Middle Ultraviolet Spectroscopy of Pluto and Charon

Abstract

The first Pluto's spectrum in the range 2000 to 2500 Å has been extracted from the Hubble Space Telescope (HST) archive observations acquired during 24 orbits. Although the spectral intensity is very weak and smaller than that for Titan by a factor of 100, the spectrum has a signal-to-noise ratio of 10–15 at the resolution of 10 Å. The mean geometric albedo is almost constant at 0.24 in this range. Observations at different longitudes reveal variations which correlate with the visible lightcurve at 3300–2500 Å and become more irregular at the shorter wavelengths. Variable quantities of haze, clouds, and rime may explain the higher variations at 2200–2300 Å. A search for gaseous absorptions resulted in upper limits to C 4H 2, C 6H 2, HC 3N, and C 4N 2. The first three limits impose important constraints to photochemical models of Pluto's atmosphere.

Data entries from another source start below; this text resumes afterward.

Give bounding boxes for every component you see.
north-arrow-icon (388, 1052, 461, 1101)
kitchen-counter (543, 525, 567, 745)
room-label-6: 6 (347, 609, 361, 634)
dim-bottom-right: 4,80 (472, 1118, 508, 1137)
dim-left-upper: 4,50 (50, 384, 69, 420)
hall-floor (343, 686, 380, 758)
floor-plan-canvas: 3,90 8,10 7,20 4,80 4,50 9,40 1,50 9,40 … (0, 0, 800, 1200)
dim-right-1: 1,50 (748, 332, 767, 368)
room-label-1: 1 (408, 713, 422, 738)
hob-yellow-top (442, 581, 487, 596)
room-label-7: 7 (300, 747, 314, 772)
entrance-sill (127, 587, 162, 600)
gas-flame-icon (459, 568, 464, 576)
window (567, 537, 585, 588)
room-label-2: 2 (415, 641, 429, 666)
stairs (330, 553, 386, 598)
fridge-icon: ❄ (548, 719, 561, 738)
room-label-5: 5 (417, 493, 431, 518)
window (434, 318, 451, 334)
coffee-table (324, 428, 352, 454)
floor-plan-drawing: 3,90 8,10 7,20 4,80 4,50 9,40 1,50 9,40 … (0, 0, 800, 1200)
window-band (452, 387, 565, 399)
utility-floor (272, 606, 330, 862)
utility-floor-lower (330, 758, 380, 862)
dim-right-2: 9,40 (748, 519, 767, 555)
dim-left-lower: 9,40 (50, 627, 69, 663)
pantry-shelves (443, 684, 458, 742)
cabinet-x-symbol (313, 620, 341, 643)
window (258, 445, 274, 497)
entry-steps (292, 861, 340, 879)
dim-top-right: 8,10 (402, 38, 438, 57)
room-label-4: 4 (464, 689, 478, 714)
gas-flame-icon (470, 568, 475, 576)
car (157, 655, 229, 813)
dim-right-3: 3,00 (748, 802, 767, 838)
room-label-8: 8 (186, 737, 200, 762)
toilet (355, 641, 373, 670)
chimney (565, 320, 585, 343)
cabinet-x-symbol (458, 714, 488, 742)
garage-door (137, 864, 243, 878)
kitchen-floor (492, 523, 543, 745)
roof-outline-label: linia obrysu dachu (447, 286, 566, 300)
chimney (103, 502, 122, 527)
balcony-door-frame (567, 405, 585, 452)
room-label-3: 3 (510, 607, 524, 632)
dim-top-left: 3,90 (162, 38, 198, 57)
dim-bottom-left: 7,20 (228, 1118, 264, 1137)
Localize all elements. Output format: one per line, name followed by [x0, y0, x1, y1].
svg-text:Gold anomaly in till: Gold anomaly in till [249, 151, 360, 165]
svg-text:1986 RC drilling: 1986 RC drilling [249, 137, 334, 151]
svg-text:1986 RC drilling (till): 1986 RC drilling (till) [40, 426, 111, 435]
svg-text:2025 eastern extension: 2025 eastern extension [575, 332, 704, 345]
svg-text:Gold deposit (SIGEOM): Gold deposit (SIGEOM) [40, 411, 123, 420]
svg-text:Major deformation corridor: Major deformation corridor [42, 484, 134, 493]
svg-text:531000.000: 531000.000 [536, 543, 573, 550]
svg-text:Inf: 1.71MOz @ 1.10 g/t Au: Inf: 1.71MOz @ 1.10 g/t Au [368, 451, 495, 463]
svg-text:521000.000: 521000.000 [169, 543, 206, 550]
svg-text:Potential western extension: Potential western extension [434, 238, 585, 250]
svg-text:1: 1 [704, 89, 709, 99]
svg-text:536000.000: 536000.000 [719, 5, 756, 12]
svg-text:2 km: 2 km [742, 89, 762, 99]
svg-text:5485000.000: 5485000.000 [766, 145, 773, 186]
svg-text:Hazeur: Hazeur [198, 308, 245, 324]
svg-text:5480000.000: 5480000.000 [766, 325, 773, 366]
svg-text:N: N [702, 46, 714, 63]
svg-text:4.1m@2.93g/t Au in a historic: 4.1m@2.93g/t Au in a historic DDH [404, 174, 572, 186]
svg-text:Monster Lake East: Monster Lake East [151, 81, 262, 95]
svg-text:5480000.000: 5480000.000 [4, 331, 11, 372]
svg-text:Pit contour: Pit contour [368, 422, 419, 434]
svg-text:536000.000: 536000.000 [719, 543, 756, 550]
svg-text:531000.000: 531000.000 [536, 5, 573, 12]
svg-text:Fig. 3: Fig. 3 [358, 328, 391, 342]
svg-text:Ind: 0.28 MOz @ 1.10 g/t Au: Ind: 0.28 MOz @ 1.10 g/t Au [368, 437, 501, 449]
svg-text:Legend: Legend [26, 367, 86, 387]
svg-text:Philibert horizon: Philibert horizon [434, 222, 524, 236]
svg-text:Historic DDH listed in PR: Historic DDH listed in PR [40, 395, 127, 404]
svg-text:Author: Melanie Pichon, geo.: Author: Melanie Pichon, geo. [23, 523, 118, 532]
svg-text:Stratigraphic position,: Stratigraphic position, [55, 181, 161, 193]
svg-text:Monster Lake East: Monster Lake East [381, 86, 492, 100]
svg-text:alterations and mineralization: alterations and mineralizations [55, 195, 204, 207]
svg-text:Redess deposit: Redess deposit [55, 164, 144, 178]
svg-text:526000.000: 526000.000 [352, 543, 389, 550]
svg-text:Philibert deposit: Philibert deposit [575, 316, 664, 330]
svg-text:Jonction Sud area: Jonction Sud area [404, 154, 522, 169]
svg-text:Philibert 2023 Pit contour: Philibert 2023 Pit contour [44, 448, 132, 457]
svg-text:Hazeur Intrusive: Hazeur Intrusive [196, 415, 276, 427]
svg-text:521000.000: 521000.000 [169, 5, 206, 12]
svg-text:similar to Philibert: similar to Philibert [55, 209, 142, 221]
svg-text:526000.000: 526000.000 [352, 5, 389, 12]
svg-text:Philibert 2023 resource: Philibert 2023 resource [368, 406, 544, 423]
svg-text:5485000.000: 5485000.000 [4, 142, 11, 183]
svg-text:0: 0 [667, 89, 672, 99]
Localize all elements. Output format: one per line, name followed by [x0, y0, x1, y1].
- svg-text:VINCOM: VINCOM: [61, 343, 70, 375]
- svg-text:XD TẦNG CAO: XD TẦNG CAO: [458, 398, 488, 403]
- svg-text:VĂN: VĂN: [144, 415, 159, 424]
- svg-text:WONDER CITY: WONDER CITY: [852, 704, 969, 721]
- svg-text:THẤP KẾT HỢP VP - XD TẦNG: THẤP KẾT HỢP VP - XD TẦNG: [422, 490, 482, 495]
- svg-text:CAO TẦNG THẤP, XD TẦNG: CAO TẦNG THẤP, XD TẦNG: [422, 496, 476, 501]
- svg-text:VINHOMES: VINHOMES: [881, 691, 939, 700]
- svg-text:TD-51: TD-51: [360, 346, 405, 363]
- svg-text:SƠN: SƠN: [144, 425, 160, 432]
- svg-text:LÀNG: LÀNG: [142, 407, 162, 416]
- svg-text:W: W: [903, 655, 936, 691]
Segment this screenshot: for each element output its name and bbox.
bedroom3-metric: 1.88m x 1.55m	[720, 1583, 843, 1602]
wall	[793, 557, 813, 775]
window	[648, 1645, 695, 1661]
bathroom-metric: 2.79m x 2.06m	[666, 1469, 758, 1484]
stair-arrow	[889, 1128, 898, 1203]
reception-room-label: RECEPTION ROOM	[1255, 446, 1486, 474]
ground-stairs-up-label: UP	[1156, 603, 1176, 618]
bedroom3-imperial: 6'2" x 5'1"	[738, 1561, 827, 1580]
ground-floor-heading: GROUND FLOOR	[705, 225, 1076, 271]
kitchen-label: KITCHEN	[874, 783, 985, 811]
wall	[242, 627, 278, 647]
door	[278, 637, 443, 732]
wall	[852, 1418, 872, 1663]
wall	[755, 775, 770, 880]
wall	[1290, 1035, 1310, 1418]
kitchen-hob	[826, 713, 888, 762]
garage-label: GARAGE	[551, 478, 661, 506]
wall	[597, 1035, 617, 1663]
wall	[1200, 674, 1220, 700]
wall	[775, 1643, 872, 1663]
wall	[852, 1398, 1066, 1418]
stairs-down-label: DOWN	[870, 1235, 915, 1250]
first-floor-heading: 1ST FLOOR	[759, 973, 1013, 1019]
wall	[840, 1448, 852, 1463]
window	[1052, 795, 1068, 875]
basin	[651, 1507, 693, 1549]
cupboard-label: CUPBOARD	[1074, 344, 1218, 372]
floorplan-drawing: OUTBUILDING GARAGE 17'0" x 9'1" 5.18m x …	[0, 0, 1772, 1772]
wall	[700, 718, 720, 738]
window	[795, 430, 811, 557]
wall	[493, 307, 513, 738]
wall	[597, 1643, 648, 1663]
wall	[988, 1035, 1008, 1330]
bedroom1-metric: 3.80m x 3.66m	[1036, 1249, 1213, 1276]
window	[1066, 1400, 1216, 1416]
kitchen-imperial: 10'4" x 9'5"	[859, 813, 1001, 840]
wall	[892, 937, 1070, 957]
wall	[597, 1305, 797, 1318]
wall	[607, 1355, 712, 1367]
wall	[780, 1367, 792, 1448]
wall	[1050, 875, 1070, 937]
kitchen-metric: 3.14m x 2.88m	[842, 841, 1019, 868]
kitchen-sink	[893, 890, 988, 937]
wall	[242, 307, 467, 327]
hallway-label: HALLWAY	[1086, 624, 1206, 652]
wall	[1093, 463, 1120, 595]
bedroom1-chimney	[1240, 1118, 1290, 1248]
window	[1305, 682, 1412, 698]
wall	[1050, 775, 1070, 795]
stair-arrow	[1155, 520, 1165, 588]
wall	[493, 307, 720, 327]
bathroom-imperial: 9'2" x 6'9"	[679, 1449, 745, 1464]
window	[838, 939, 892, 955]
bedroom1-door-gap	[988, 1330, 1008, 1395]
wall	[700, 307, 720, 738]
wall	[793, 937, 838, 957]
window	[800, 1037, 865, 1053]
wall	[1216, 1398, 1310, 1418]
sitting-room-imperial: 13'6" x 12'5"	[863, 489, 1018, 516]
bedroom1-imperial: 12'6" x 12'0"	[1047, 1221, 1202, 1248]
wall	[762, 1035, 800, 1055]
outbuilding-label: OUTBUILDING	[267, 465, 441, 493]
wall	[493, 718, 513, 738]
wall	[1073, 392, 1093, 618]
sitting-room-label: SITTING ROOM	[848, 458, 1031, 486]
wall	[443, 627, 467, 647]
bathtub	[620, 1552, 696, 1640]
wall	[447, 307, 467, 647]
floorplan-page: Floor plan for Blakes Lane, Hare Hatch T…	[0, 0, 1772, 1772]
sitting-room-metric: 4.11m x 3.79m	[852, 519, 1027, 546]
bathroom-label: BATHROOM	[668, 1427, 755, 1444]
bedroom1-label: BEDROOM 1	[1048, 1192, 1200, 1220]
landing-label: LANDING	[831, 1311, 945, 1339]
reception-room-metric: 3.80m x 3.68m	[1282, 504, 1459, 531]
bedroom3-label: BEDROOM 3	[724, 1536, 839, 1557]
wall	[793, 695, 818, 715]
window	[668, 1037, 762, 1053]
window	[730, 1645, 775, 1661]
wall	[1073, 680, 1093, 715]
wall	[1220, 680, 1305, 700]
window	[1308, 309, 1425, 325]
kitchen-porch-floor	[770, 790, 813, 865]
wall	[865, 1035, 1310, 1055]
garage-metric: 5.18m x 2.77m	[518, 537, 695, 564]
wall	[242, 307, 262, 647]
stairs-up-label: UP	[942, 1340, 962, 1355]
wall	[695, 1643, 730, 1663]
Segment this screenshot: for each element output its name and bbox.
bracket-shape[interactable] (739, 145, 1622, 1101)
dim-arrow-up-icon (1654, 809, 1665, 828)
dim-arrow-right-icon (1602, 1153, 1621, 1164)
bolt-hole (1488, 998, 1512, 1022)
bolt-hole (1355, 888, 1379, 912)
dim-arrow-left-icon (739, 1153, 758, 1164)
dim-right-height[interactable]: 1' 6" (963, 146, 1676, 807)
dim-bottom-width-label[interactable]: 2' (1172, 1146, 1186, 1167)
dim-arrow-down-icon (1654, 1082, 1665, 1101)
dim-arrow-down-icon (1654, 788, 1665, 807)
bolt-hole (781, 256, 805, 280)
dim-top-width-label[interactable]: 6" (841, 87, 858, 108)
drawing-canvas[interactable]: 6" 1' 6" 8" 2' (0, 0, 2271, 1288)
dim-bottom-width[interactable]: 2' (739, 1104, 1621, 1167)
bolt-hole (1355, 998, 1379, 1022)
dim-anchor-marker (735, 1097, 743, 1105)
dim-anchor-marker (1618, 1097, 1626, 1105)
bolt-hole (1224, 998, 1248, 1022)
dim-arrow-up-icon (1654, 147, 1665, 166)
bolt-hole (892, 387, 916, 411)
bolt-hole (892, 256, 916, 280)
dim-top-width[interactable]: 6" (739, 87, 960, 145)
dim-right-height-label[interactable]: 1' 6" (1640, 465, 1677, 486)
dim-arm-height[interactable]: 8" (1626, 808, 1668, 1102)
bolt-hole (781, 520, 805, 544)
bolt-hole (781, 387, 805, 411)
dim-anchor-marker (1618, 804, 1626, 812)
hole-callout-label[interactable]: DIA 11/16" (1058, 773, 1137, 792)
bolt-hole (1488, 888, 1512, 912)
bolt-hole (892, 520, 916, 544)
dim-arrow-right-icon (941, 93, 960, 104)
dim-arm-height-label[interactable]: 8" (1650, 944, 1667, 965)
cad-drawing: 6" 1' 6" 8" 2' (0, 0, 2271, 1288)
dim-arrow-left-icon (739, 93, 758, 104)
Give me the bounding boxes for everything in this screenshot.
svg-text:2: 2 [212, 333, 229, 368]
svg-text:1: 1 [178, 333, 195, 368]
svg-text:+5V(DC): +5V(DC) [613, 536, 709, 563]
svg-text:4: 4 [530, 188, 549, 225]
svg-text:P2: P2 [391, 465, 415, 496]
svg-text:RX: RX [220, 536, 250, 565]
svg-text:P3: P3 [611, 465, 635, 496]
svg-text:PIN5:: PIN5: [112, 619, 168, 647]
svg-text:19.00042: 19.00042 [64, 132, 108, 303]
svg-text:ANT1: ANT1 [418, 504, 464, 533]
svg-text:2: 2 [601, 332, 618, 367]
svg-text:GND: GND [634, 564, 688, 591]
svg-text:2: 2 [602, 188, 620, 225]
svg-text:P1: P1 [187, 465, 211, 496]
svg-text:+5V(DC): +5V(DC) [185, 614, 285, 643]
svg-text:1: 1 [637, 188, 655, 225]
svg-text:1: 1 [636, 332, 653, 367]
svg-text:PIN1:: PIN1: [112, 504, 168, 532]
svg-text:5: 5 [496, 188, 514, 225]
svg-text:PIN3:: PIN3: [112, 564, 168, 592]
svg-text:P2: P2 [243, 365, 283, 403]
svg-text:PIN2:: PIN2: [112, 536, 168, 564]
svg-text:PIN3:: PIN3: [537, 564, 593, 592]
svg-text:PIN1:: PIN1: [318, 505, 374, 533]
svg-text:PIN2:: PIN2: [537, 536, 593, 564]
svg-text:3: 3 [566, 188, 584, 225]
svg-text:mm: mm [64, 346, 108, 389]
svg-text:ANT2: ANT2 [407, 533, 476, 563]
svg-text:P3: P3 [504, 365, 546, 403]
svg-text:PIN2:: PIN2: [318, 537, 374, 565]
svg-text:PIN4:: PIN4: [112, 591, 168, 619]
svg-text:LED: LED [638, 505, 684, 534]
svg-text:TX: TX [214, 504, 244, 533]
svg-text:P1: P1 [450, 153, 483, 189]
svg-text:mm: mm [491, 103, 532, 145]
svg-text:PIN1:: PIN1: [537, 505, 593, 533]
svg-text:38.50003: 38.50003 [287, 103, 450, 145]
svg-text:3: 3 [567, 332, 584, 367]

The Cameron bands cannot be used for detection of CO on Pluto and Triton because of the very low atmospheric pressures. The first ultraviolet spectra of Charon were extracted from the HST archive observation acquired during 16 orbits. The spectra cover the range 2250–3300 Å with a signal-to-noise ratio varying from ≈70 at 3300–2650 Å to ≈8 at 2400–2250 Å. The geometric albedo of Charon is 0.25 and is almost constant in the measured range. The north south ratio is 1.04±0.02 from 2550 to 3300 Å. Comparing the extracted spectra with laboratory spectra of H 2O, CO 2, NH 3, and SO 2 ices, upper limits to concentrations of these species in the ices of Pluto and Charon have been established. However, these limits are high and nonrestrictive.